At the heart of these fraught discussions is the fact that in the globalizing world that we live in, the concept of citizenship as being exclusively bound to the sovereign, territorially defined state and inclusive of one’s definition of identity is increasingly limiting. Porous borders, more frequent movements of people from one place to another, transnational economic exchange and instant communications – fundamental qualities of globalization – have led scholars and artists alike to question the exclusive notions of political sovereignty and corresponding expectations of citizenship.
When the controversy around Eileen Gu broke out, many Chinese Americans felt a sense of pride, not simply because she was one of them, but more because she gave voice to what many of them feel: both Chinese and American, without having to choose one or the other or put themselves in a binary, no matter how difficult that could be. Clearly for her, and millions of others, who call multiple countries home in our ever-shrinking world, the question of belonging is far more complex than the dichotomous notion of citizenship or identity Nikki Haley prefers.
Like my Chinese American brethren, I, too, was thrilled to hear Gu take pride in her multiple belongings.
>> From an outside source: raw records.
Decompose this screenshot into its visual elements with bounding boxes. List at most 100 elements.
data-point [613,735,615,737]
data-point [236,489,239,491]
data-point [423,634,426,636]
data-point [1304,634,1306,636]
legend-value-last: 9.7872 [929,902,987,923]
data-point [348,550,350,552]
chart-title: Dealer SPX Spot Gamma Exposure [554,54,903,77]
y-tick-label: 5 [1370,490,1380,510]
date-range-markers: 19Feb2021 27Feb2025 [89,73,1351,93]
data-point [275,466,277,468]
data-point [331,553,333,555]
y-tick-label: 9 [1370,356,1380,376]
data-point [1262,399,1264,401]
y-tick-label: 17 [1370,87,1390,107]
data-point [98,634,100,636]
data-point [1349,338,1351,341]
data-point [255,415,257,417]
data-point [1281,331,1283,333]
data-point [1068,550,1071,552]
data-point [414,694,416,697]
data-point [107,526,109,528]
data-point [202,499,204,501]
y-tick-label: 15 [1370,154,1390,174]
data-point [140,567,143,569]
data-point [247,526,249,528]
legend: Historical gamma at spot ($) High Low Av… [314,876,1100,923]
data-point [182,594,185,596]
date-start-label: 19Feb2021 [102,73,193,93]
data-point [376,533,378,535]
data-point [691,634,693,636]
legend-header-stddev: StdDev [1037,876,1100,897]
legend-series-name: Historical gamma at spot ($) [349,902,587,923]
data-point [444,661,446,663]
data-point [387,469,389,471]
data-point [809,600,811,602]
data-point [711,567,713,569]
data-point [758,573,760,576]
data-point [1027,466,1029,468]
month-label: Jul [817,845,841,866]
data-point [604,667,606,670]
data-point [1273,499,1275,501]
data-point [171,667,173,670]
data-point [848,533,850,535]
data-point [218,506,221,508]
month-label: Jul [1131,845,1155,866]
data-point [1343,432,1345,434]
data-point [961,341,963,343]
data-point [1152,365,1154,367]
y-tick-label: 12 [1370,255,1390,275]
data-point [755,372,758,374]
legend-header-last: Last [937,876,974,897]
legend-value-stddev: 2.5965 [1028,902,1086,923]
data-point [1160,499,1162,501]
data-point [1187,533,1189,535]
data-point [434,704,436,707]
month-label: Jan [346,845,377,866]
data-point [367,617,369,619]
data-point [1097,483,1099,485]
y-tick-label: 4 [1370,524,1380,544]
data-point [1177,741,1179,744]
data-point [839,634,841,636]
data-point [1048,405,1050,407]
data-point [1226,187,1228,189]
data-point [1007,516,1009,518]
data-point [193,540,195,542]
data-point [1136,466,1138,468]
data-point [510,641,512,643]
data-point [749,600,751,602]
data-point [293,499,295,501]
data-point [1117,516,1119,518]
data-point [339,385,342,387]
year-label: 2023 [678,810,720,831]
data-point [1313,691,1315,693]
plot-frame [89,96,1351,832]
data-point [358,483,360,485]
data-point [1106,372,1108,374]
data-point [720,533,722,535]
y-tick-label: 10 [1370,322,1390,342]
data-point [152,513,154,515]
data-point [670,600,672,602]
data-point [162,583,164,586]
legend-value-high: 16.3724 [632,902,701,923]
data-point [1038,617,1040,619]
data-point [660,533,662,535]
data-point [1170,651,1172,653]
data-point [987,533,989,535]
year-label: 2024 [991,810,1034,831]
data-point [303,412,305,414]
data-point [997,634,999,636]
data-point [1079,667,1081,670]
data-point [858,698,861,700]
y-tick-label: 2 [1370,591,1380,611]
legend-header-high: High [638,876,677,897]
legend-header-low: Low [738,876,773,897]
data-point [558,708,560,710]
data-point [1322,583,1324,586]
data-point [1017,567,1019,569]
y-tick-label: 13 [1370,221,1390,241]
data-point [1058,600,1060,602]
As I have articulated in my recent book, World as Family: A Journey of Multi-Rooted Belongings, if we have learned anything from the catastrophe of Covid-19, it is the urgency of creating a culture of “us” rather than “us vs them”. The idea of a “collective culture” is not about annexing other people into one’s own, or demanding that newcomers integrate into an imagined idea of a national culture. It is more about recognizing the layers of belonging, based on a contextual understanding of one’s self. As Eileen Gu has tried to show in her life, it is about being Chinese and American, not choosing one over the other. Living with multiple belongings is confusing and conflict-ridden at times, but it is also exhilarating and necessary as we learn to go beyond exclusive notions of nationalities and think of ourselves as part of a global community of humans.